From 2026, when the 2025 Tax Administration Law officially takes effect, business households will enter a period of stricter tax management through a data-based management model. A seemingly simple but decisive obligation is to submit a report on the situation of invoice use. Just by late payment, insufficient payment or failure to submit a report, business households may be temporarily locked from tax codes, leading to a series of legal consequences and business disruptions.
Invoice reporting obligations tightened from 2026
The use of electronic invoices has become mandatory since Decree 123/2020/ND-CP. By 2025, Decree 70/2025/ND-CP will continue to tighten management procedures and require business households to report according to synchronous data standards nationwide.
From the time the 2025 Tax Administration Law takes effect, reporting on the situation of invoice use becomes a core compliance assessment indicator. With just one period of late or unpaid reporting, the tax sector's risk management system immediately marks business households as being specially monitored.
This makes the obligation to report capital previously underestimated become a direct factor determining whether business households can continue to use tax codes or not.
Tax codes are locked if violations are reported invoices
One of the most important changes to the 2025 Tax Administration Law lies in Article 139, which grants tax authorities the right to temporarily suspend the validity of tax codes for business households that do not properly perform their invoice reporting obligations or show signs of using invalid invoices. This is considered a transition from "reminder - penalty" management to "data-based tightening" management.
When the tax code is locked, all tax activities of the business household are immediately suspended. Sellers cannot issue electronic invoices, cannot declare - pay taxes, and are even refused transactions with partners who need valid invoices.
More seriously, the "temporary lock" status is a signal for tax authorities to consider on-site inspection or expand revenue control. With such a direct and strong impact, this is considered a management measure with a greater deterrent effect than administrative fines.
Multi-source control reveals revenue distortion
The ability of tax authorities to detect violations has increased sharply since Decree 91/2022/ND-CP requires e-commerce platforms (e-commerce platforms), transportation units, banks and e-wallets to transmit transaction data to tax authorities daily.
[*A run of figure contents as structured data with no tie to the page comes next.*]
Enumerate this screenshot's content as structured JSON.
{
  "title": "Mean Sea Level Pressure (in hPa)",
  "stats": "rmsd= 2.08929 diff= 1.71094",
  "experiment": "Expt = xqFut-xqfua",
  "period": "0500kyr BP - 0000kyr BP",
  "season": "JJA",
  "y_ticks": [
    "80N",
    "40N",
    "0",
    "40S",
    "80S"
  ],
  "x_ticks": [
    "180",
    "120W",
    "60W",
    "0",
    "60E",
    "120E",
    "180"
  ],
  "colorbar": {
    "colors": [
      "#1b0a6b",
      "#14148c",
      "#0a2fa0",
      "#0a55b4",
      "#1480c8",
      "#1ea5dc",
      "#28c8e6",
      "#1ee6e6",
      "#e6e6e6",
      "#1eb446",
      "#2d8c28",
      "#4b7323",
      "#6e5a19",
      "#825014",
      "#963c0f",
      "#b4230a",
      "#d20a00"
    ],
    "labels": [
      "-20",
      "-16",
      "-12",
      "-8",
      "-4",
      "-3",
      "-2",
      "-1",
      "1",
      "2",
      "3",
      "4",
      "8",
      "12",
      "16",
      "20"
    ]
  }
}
From 2026, the risk analysis system of the tax industry operates on a multi-layered data platform, including: Electronic invoices issued; order delivery - receipt data from GHN, J&T, Viettel Post; and cash flow through banks and e-wallets.
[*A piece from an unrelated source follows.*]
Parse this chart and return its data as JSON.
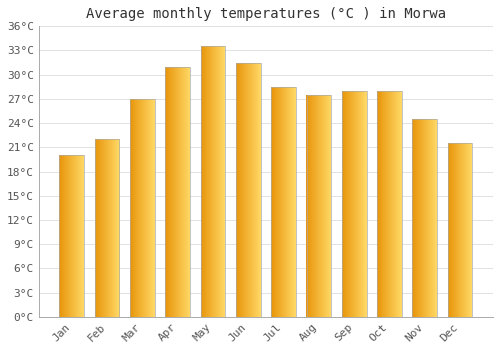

Comparing these three data sources creates a detailed "revenue map" for each business household. If a business household regularly sells goods but reports invoices at a low level or does not send reports, the difference between sales revenue - transportation revenue - cash flow will be immediately detected by the system.
In many cases, tax authorities apply measures to lock tax codes right from the time of serious differences, in order to prevent acts of concealing revenue that last for many periods.
Can be fined up to 6 million VND before being locked tax code

According to Decree 125/2020/ND-CP and amended by Decree 310/2025/ND-CP, business households violating the obligation to report invoices will be penalized before their tax code is locked:
- Fine of 2–4 million VND if late submission of reports;
- A fine of 4–6 million VND if not paid, paid incorrectly or missed many periods.
However, sanctioning is only the first step. If business households continue not to fulfill their obligations after being sanctioned, the tax authority has the right to lock the tax code immediately, without further notice or extension as before.
This measure demonstrates the view of tightening tax discipline in the context of strong increases in e-commerce and digital payment revenue.
In the period of tax management based on interconnected data, invoice reporting is no longer an administrative procedure. This is the basis for business households to prove transparency and avoid the risk of being considered for tax arrears or suspicion of tax evasion.
Complying with due reports, fully storing data and using electronic invoices according to Decree 70/2025/ND-CP standards are minimum requirements for business households to maintain stable operations and avoid being locked in tax codes.